Ya en el poder, el partido político dejó de tener importancia pues lo único relevante era la exaltación a la figura del líder. Todos debían jurarle lealtad a él y a los colaboradores nombrados por él. Nadie podía contradecirlo. Quien lo hiciera sería objeto de venganzas implacables. En procura de aminorar a sus disidentes, a través de artimañas ilegítimas, iba tomando el control de la prensa, pues bajo su criterio, la prensa únicamente debía hablar bien de él y la libertad de prensa era algo que no le importaba.

Los resultados, al final de cuentas, no fueron los esperados, pero cuando el pueblo se percató ya era demasiado tarde. El daño ya era enorme y hasta trágico. El país sufrió un grave retroceso en todos los campos, de lo cual tardaría años en recuperarse.

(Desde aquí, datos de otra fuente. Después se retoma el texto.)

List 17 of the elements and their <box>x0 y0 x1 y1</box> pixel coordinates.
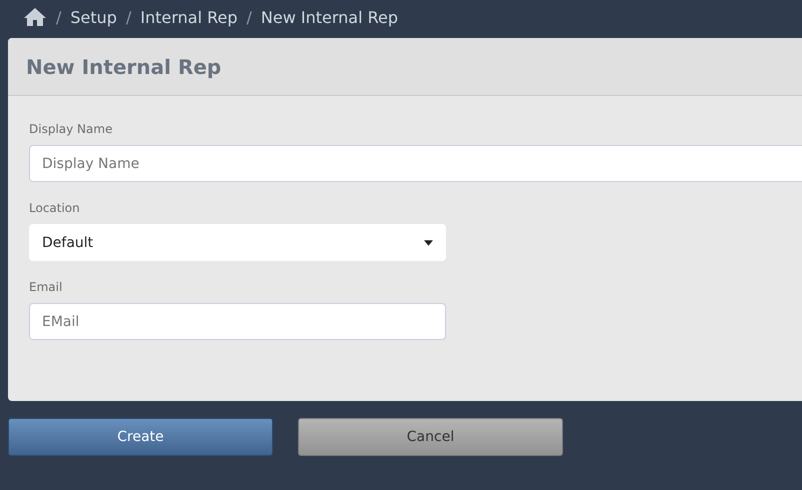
breadcrumb-item[interactable]: Internal Rep <box>140 8 238 26</box>
field-label: Display Name <box>29 122 114 136</box>
input-field[interactable]: EMail <box>29 303 446 340</box>
breadcrumb-item[interactable]: Setup <box>70 8 117 26</box>
field-label: Email <box>29 280 64 294</box>
panel-title: New Internal Rep <box>26 54 222 78</box>
home-icon[interactable] <box>23 7 47 27</box>
action-button[interactable]: Create <box>8 418 273 456</box>
input-field[interactable]: Display Name <box>29 145 802 182</box>
breadcrumb-separator: / <box>126 8 132 26</box>
breadcrumb-separator: / <box>246 8 252 26</box>
caret-icon <box>424 240 433 246</box>
breadcrumb-separator: / <box>56 8 62 26</box>
action-button[interactable]: Cancel <box>298 418 563 456</box>
field-label: Location <box>29 201 81 215</box>
location-dropdown[interactable]: Default <box>29 224 446 261</box>
breadcrumb-item: New Internal Rep <box>260 8 398 26</box>
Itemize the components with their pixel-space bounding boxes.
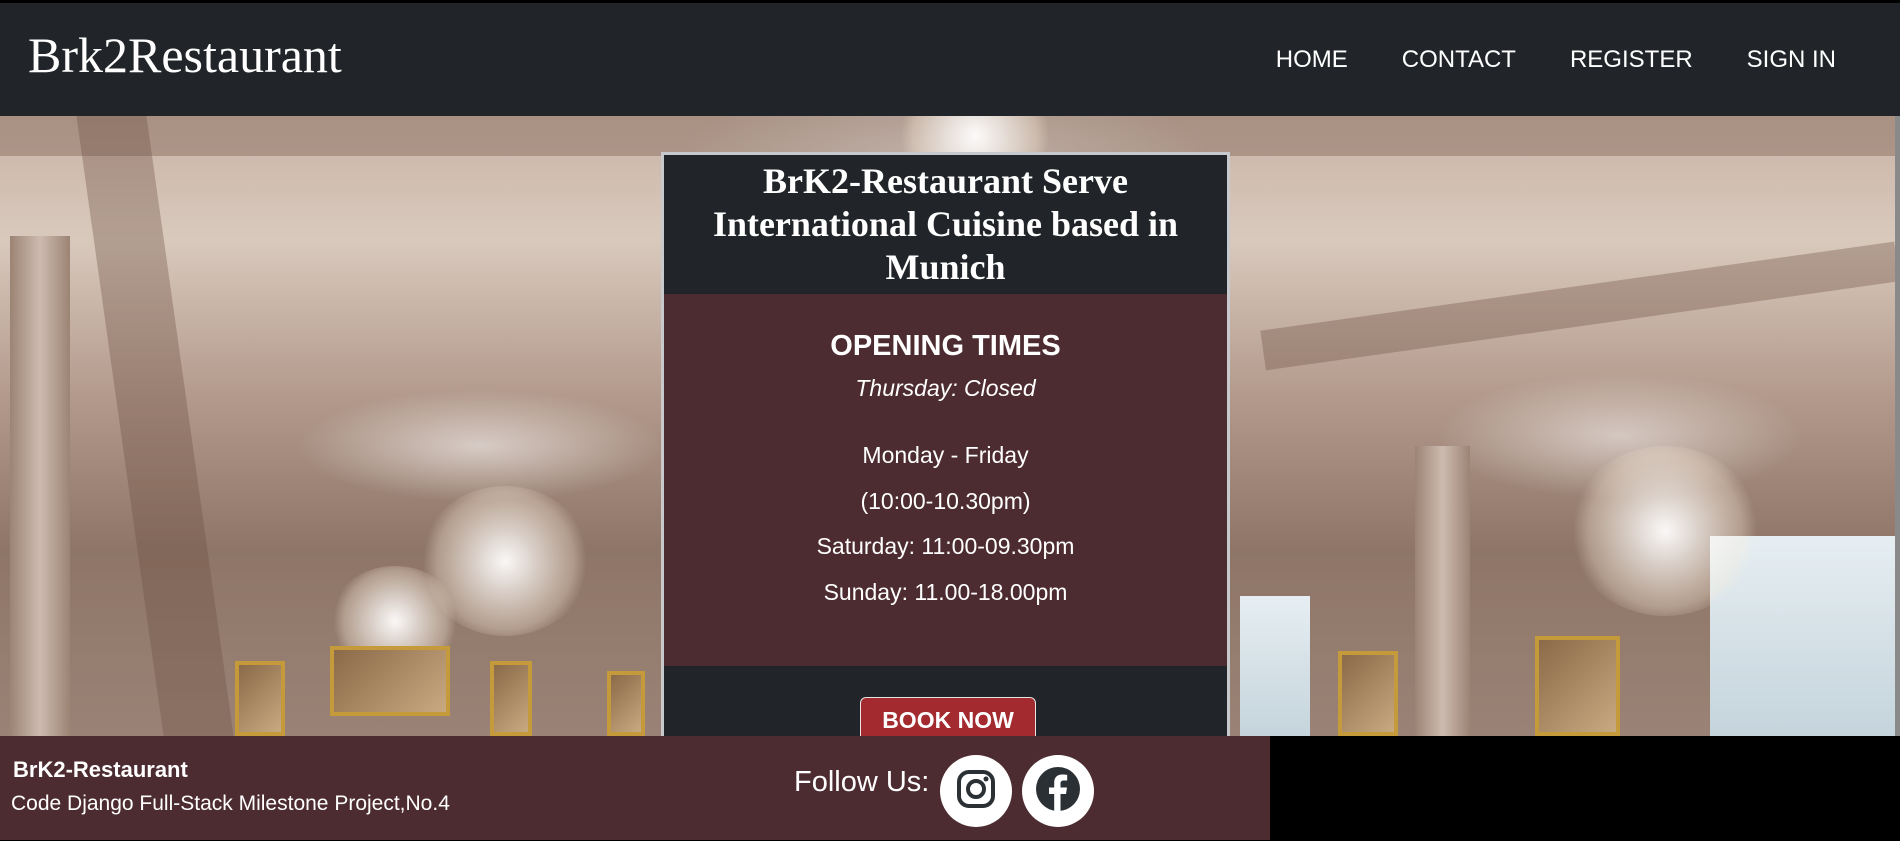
info-card: BrK2-Restaurant Serve International Cuis… <box>661 152 1230 736</box>
opening-times: OPENING TIMES Thursday: Closed Monday - … <box>664 294 1227 666</box>
nav-link-register[interactable]: REGISTER <box>1570 45 1693 75</box>
closed-day-note: Thursday: Closed <box>855 375 1036 401</box>
book-now-button[interactable]: BOOK NOW <box>860 697 1036 736</box>
footer-subtitle: Code Django Full-Stack Milestone Project… <box>11 792 450 815</box>
instagram-link[interactable] <box>940 755 1012 827</box>
hours-line: Monday - Friday <box>862 442 1029 468</box>
nav-link-home[interactable]: HOME <box>1276 45 1348 75</box>
facebook-icon <box>1034 765 1082 818</box>
navbar: Brk2Restaurant HOME CONTACT REGISTER SIG… <box>0 3 1900 116</box>
hours-line: (10:00-10.30pm) <box>860 487 1031 514</box>
scrollbar[interactable] <box>1895 116 1900 736</box>
brand-logo[interactable]: Brk2Restaurant <box>28 25 342 85</box>
footer: BrK2-Restaurant Code Django Full-Stack M… <box>0 736 1270 840</box>
nav-link-contact[interactable]: CONTACT <box>1402 45 1516 75</box>
hours-line: Sunday: 11.00-18.00pm <box>823 578 1068 605</box>
card-title: BrK2-Restaurant Serve International Cuis… <box>712 161 1179 287</box>
follow-us-label: Follow Us: <box>794 766 930 798</box>
card-footer: BOOK NOW <box>664 666 1227 736</box>
card-header: BrK2-Restaurant Serve International Cuis… <box>664 155 1227 294</box>
nav-links: HOME CONTACT REGISTER SIGN IN <box>1276 45 1836 75</box>
instagram-icon <box>954 767 998 816</box>
hours-list: Monday - Friday (10:00-10.30pm) Saturday… <box>664 433 1227 615</box>
opening-times-title: OPENING TIMES <box>830 330 1061 362</box>
hours-line: Saturday: 11:00-09.30pm <box>816 533 1075 559</box>
facebook-link[interactable] <box>1022 755 1094 827</box>
footer-brand-name: BrK2-Restaurant <box>13 757 188 782</box>
footer-empty-area <box>1270 736 1900 841</box>
nav-link-sign-in[interactable]: SIGN IN <box>1747 45 1836 75</box>
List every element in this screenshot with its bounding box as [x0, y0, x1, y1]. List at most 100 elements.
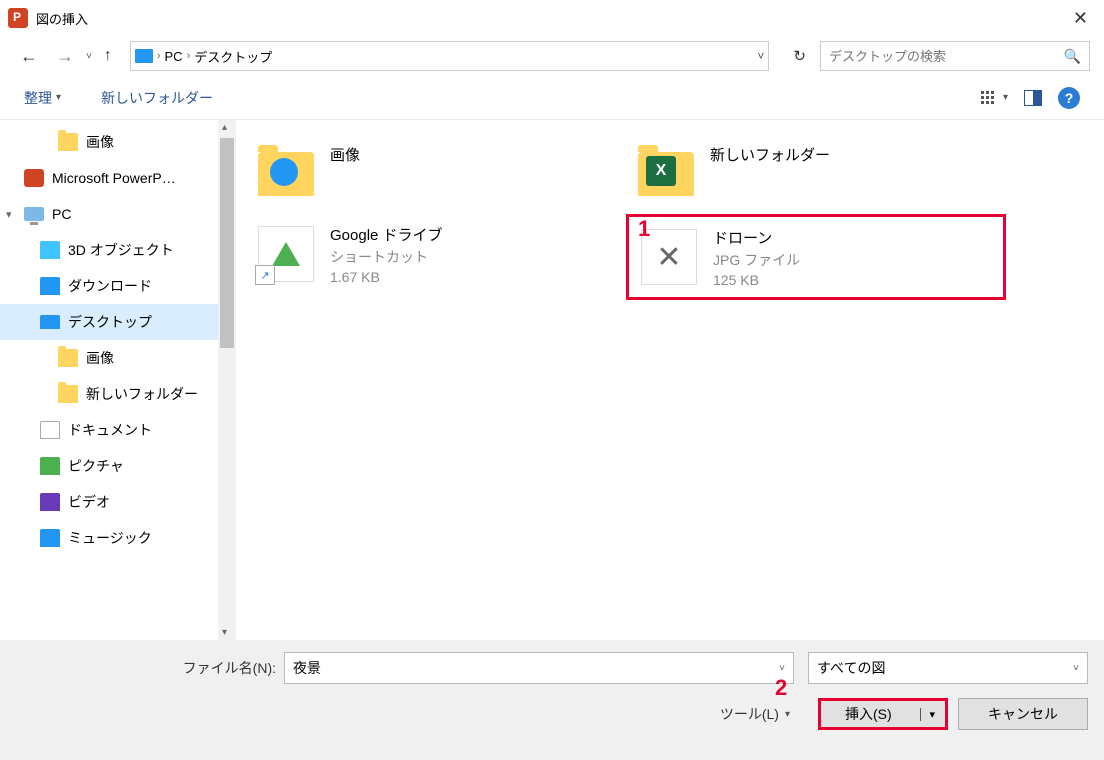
bottom-panel: ファイル名(N): 夜景 ˅ すべての図 ˅ ツール(L)▾ 挿入(S) ▾ キ… — [0, 640, 1104, 760]
folder-icon — [58, 133, 78, 151]
forward-button[interactable]: → — [50, 42, 80, 71]
file-size: 1.67 KB — [330, 269, 443, 285]
close-icon[interactable]: ✕ — [1065, 8, 1096, 29]
file-info: ドローンJPG ファイル 125 KB — [713, 225, 800, 288]
file-type: JPG ファイル — [713, 250, 800, 270]
folder-icon — [58, 385, 78, 403]
caret-icon[interactable]: ▾ — [6, 208, 12, 221]
sidebar-item-ダウンロード[interactable]: ダウンロード — [0, 268, 236, 304]
file-thumbnail — [634, 142, 698, 206]
titlebar: 図の挿入 ✕ — [0, 0, 1104, 36]
tools-menu[interactable]: ツール(L)▾ — [720, 704, 790, 724]
file-info: Google ドライブショートカット 1.67 KB — [330, 222, 443, 285]
new-folder-button[interactable]: 新しいフォルダー — [101, 88, 213, 108]
chevron-right-icon: › — [187, 50, 191, 62]
music-icon — [40, 529, 60, 547]
scrollbar-thumb[interactable] — [220, 138, 234, 348]
sidebar-item-3D オブジェクト[interactable]: 3D オブジェクト — [0, 232, 236, 268]
sidebar-item-画像[interactable]: 画像 — [0, 124, 236, 160]
file-name: Google ドライブ — [330, 224, 443, 245]
search-input[interactable] — [829, 49, 1064, 64]
cube-icon — [40, 241, 60, 259]
navigation-bar: ← → ˅ ↑ › PC › デスクトップ ˅ ↻ 🔍 — [0, 36, 1104, 76]
file-item[interactable]: 新しいフォルダー — [626, 134, 1006, 214]
file-name: ドローン — [713, 227, 800, 248]
sidebar-item-label: ピクチャ — [68, 456, 124, 476]
search-box[interactable]: 🔍 — [820, 41, 1090, 71]
folder-tree: 画像 Microsoft PowerP… ▾ PC 3D オブジェクトダウンロードデスク… — [0, 120, 236, 560]
sidebar-item-ピクチャ[interactable]: ピクチャ — [0, 448, 236, 484]
chevron-right-icon: › — [157, 50, 161, 62]
back-button[interactable]: ← — [14, 42, 44, 71]
file-info: 新しいフォルダー — [710, 142, 830, 165]
sidebar-item-ミュージック[interactable]: ミュージック — [0, 520, 236, 556]
sidebar-item-label: ミュージック — [68, 528, 152, 548]
sidebar-item-label: 画像 — [86, 348, 114, 368]
filetype-select[interactable]: すべての図 ˅ — [808, 652, 1088, 684]
sidebar-item-画像[interactable]: 画像 — [0, 340, 236, 376]
sidebar-item-label: PC — [52, 206, 71, 222]
sidebar: 画像 Microsoft PowerP… ▾ PC 3D オブジェクトダウンロードデスク… — [0, 120, 236, 640]
pc-icon — [135, 49, 153, 63]
file-item[interactable]: 画像 — [246, 134, 626, 214]
sidebar-item-label: 3D オブジェクト — [68, 240, 174, 260]
dl-icon — [40, 277, 60, 295]
view-options[interactable]: ▾ — [981, 91, 1008, 105]
powerpoint-icon — [8, 8, 28, 28]
chevron-down-icon[interactable]: ˅ — [779, 663, 785, 674]
sidebar-item-label: Microsoft PowerP… — [52, 170, 176, 186]
dialog-title: 図の挿入 — [36, 9, 88, 28]
sidebar-item-label: ダウンロード — [68, 276, 152, 296]
sidebar-item-label: デスクトップ — [68, 312, 152, 332]
chevron-down-icon[interactable]: ˅ — [1073, 663, 1079, 674]
sidebar-item-デスクトップ[interactable]: デスクトップ — [0, 304, 236, 340]
file-thumbnail — [254, 142, 318, 206]
view-icon — [981, 91, 999, 105]
sidebar-item-label: ビデオ — [68, 492, 110, 512]
folder-icon — [58, 349, 78, 367]
sidebar-item-ビデオ[interactable]: ビデオ — [0, 484, 236, 520]
file-type: ショートカット — [330, 247, 443, 267]
doc-icon — [40, 421, 60, 439]
breadcrumb-desktop[interactable]: デスクトップ — [194, 47, 272, 66]
up-button[interactable]: ↑ — [98, 43, 118, 69]
breadcrumb-pc[interactable]: PC — [165, 49, 183, 64]
insert-dropdown[interactable]: ▾ — [920, 708, 935, 721]
sidebar-item-label: 画像 — [86, 132, 114, 152]
file-name: 画像 — [330, 144, 360, 165]
cancel-button[interactable]: キャンセル — [958, 698, 1088, 730]
sidebar-item-ドキュメント[interactable]: ドキュメント — [0, 412, 236, 448]
file-list[interactable]: 画像新しいフォルダーGoogle ドライブショートカット1.67 KB✕ドローン… — [236, 120, 1104, 640]
vid-icon — [40, 493, 60, 511]
scrollbar[interactable] — [218, 120, 236, 640]
sidebar-item-label: 新しいフォルダー — [86, 384, 198, 404]
search-icon[interactable]: 🔍 — [1064, 48, 1081, 65]
callout-1: 1 — [638, 216, 650, 242]
filename-input[interactable]: 夜景 ˅ — [284, 652, 794, 684]
desktop-icon — [40, 315, 60, 329]
body-area: 画像 Microsoft PowerP… ▾ PC 3D オブジェクトダウンロードデスク… — [0, 120, 1104, 640]
sidebar-item-新しいフォルダー[interactable]: 新しいフォルダー — [0, 376, 236, 412]
sidebar-item-label: ドキュメント — [68, 420, 152, 440]
organize-menu[interactable]: 整理▾ — [24, 88, 61, 108]
toolbar: 整理▾ 新しいフォルダー ▾ ? — [0, 76, 1104, 120]
help-icon[interactable]: ? — [1058, 87, 1080, 109]
file-size: 125 KB — [713, 272, 800, 288]
sidebar-item-Microsoft PowerP…[interactable]: Microsoft PowerP… — [0, 160, 236, 196]
app-icon — [24, 169, 44, 187]
preview-pane-icon[interactable] — [1024, 90, 1042, 106]
history-dropdown[interactable]: ˅ — [86, 51, 92, 62]
file-item[interactable]: Google ドライブショートカット 1.67 KB — [246, 214, 626, 300]
file-item[interactable]: ✕ドローンJPG ファイル125 KB — [626, 214, 1006, 300]
filename-label: ファイル名(N): — [16, 658, 276, 678]
breadcrumb[interactable]: › PC › デスクトップ ˅ — [130, 41, 770, 71]
file-name: 新しいフォルダー — [710, 144, 830, 165]
sidebar-item-PC[interactable]: ▾ PC — [0, 196, 236, 232]
refresh-button[interactable]: ↻ — [785, 43, 814, 69]
chevron-down-icon[interactable]: ˅ — [757, 49, 764, 63]
callout-2: 2 — [775, 675, 787, 701]
pc-icon — [24, 207, 44, 221]
file-thumbnail — [254, 222, 318, 286]
insert-button[interactable]: 挿入(S) ▾ — [818, 698, 948, 730]
pic-icon — [40, 457, 60, 475]
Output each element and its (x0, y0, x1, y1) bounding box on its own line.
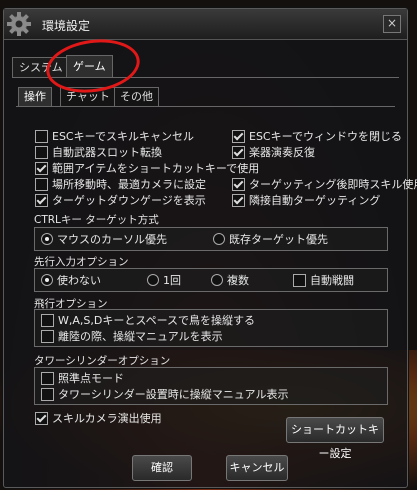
checkbox[interactable] (35, 177, 48, 191)
checkbox[interactable] (232, 177, 245, 191)
option-adjacent-auto-target[interactable]: 隣接自動ターゲッティング (232, 193, 380, 207)
checkbox[interactable] (35, 161, 48, 175)
checkbox[interactable] (232, 145, 245, 159)
subtab-divider (16, 106, 395, 107)
radio-preinput-multiple[interactable]: 複数 (211, 273, 249, 287)
title-bar[interactable]: 環境設定 × (4, 9, 407, 40)
tab-game[interactable]: ゲーム (66, 55, 113, 78)
settings-window: 環境設定 × システム ゲーム 操作 チャット その他 ESCキーでスキルキャン… (3, 8, 417, 488)
checkbox[interactable] (35, 411, 48, 425)
checkbox[interactable] (41, 329, 54, 343)
checkbox[interactable] (41, 371, 54, 385)
option-optimal-camera[interactable]: 場所移動時、最適カメラに設定 (35, 177, 206, 191)
cancel-button[interactable]: キャンセル (226, 455, 288, 481)
radio-existing-target-priority[interactable]: 既存ターゲット優先 (213, 232, 328, 246)
tower-group: 照準点モード タワーシリンダー設置時に操縦マニュアル表示 (34, 367, 388, 405)
tab-divider (12, 77, 399, 78)
checkbox[interactable] (232, 129, 245, 143)
gear-icon (7, 12, 31, 36)
window-title: 環境設定 (42, 19, 91, 33)
radio-preinput-none[interactable]: 使わない (41, 273, 101, 287)
close-button[interactable]: × (383, 15, 401, 33)
radio-preinput-once[interactable]: 1回 (147, 273, 181, 287)
shortcut-settings-button[interactable]: ショートカットキー設定 (286, 417, 384, 460)
preinput-group: 使わない 1回 複数 自動戦闘 (34, 268, 388, 292)
checkbox[interactable] (35, 193, 48, 207)
option-auto-combat[interactable]: 自動戦闘 (293, 273, 354, 287)
checkbox[interactable] (35, 129, 48, 143)
option-wasd-bird-control[interactable]: W,A,S,Dキーとスペースで鳥を操縦する (41, 313, 255, 327)
option-target-down-gauge[interactable]: ターゲットダウンゲージを表示 (35, 193, 206, 207)
checkbox[interactable] (35, 145, 48, 159)
checkbox[interactable] (232, 193, 245, 207)
checkbox[interactable] (293, 273, 306, 287)
option-instant-skill-after-target[interactable]: ターゲッティング後即時スキル使用 (232, 177, 417, 191)
subtab-controls[interactable]: 操作 (18, 87, 52, 106)
option-skill-camera[interactable]: スキルカメラ演出使用 (35, 411, 162, 425)
tab-system[interactable]: システム (12, 57, 70, 78)
ctrl-target-section-label: CTRLキー ターゲット方式 (34, 214, 159, 226)
option-esc-close-window[interactable]: ESCキーでウィンドウを閉じる (232, 129, 402, 143)
option-tower-manual[interactable]: タワーシリンダー設置時に操縦マニュアル表示 (41, 387, 288, 401)
tower-section-label: タワーシリンダーオプション (34, 355, 171, 367)
radio-button[interactable] (41, 274, 53, 286)
option-esc-skill-cancel[interactable]: ESCキーでスキルキャンセル (35, 129, 194, 143)
radio-button[interactable] (213, 233, 225, 245)
option-aim-point-mode[interactable]: 照準点モード (41, 371, 124, 385)
checkbox[interactable] (41, 313, 54, 327)
subtab-chat[interactable]: チャット (60, 87, 116, 106)
ctrl-target-group: マウスのカーソル優先 既存ターゲット優先 (34, 227, 388, 251)
option-auto-weapon-slot[interactable]: 自動武器スロット転換 (35, 145, 162, 159)
radio-mouse-cursor-priority[interactable]: マウスのカーソル優先 (41, 232, 167, 246)
preinput-section-label: 先行入力オプション (34, 256, 129, 268)
flight-group: W,A,S,Dキーとスペースで鳥を操縦する 離陸の際、操縦マニュアルを表示 (34, 309, 388, 347)
checkbox[interactable] (41, 387, 54, 401)
radio-button[interactable] (211, 274, 223, 286)
subtab-other[interactable]: その他 (114, 87, 159, 106)
radio-button[interactable] (147, 274, 159, 286)
radio-button[interactable] (41, 233, 53, 245)
option-area-item-shortcut[interactable]: 範囲アイテムをショートカットキーで使用 (35, 161, 259, 175)
option-takeoff-manual[interactable]: 離陸の際、操縦マニュアルを表示 (41, 329, 223, 343)
confirm-button[interactable]: 確認 (132, 455, 192, 481)
option-instrument-repeat[interactable]: 楽器演奏反復 (232, 145, 315, 159)
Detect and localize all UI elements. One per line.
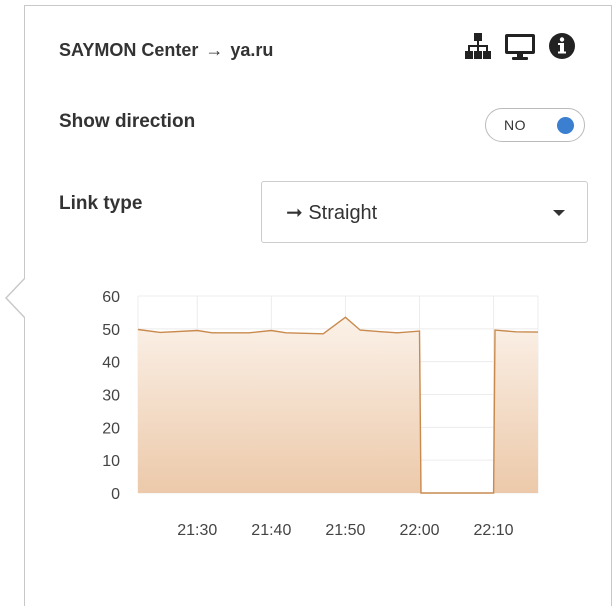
x-tick-label: 22:00 — [399, 522, 439, 539]
popover-pointer — [7, 278, 26, 318]
link-source: SAYMON Center — [59, 40, 199, 60]
link-title: SAYMON Center → ya.ru — [59, 40, 273, 61]
y-tick-label: 0 — [111, 486, 120, 503]
y-tick-label: 40 — [102, 355, 120, 372]
show-direction-label: Show direction — [59, 111, 196, 132]
toggle-state-text: NO — [504, 117, 526, 133]
header-toolbar — [460, 30, 580, 62]
sitemap-icon[interactable] — [460, 30, 496, 62]
y-tick-label: 60 — [102, 289, 120, 306]
traffic-chart: 0 10 20 30 40 50 60 21:30 21:40 21:50 22:00 22:10 — [102, 289, 539, 539]
link-target: ya.ru — [230, 40, 274, 60]
y-tick-label: 10 — [102, 453, 120, 470]
chevron-down-icon — [553, 210, 565, 216]
show-direction-toggle[interactable]: NO — [485, 108, 585, 142]
x-tick-label: 21:30 — [177, 522, 217, 539]
x-tick-label: 21:40 — [251, 522, 291, 539]
link-type-select[interactable]: ➞ Straight — [261, 181, 588, 243]
x-tick-label: 22:10 — [474, 522, 514, 539]
link-type-label: Link type — [59, 193, 143, 214]
link-arrow: → — [205, 40, 224, 60]
y-axis-ticks: 0 10 20 30 40 50 60 — [102, 289, 120, 503]
monitor-icon[interactable] — [502, 30, 538, 62]
link-type-value: ➞ Straight — [286, 202, 378, 224]
y-tick-label: 50 — [102, 322, 120, 339]
x-tick-label: 21:50 — [325, 522, 365, 539]
info-circle-icon[interactable] — [544, 30, 580, 62]
y-tick-label: 30 — [102, 388, 120, 405]
x-axis-ticks: 21:30 21:40 21:50 22:00 22:10 — [177, 522, 513, 539]
y-tick-label: 20 — [102, 420, 120, 437]
toggle-knob[interactable] — [557, 117, 574, 134]
series-area — [138, 317, 538, 493]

Algún mal pensadillo dirá que me estoy refiriendo a Rodrigo Chaves y el entorno político de Costa Rica. No, en realidad se trata de Adolf Hitler. Justo recién se cumplieron 100 años de su famoso discurso ante el tribunal que lo juzgaba por su fallido golpe de Estado.

En dicho discurso arremetió con furia contra la democracia parlamentaria de la llamada República Alemana de Weimer. Con ello, sentó las bases y quedó difundida su ideología Nazi con la que años después llegaría al poder con los resultados nefastos ya conocidos.

Sería muy absurdo tan siquiera insinuar una equiparación entre Chaves y el monstruo que fue el dictador Hitler. Estamos claros que Chaves no es un dictador o un tirano, aunque él confunda los términos y no sepa que son sinónimos. A lo más que llega es a un aspirante a dictador, pero por lo visto en estos dos años, nada le gustaría más llegar a serlo: tener el poder y control sobre el poder judicial, el TSE, la Asamblea Legislativa, que nadie lo critique y que no exista prensa que lo adverse y sobre todo, que no exista la Contraloría General de la República para que no tenga ningún tipo de control en las contrataciones públicas y el uso de los fondos públicos y así poder y deshacer a su antojo. Aunque esto es lo que quisiera, la institucionalidad construida en el país durante décadas por antepasados visionarios se lo han impedido.

Cualquier parecido de él con aquél nefasto líder histórico es mera coincidencia y va por cuenta de cada quien asimilar uno o varios rasgos. Lo cierto del caso es que ninguno de los dos de tonto no tenía ni tiene nada y debemos estar vigilantes en estos dos años siguientes y en las próximas elecciones defendiendo siempre la democracia, que aunque bien tiene sus defectos y Chaves la desprecia, la historia de la humanidad ha demostrado que es sin lugar a dudas, la mejor forma de gobierno.

La turbulencia de los demagogos derriba los gobiernos democráticos” (Aristóteles).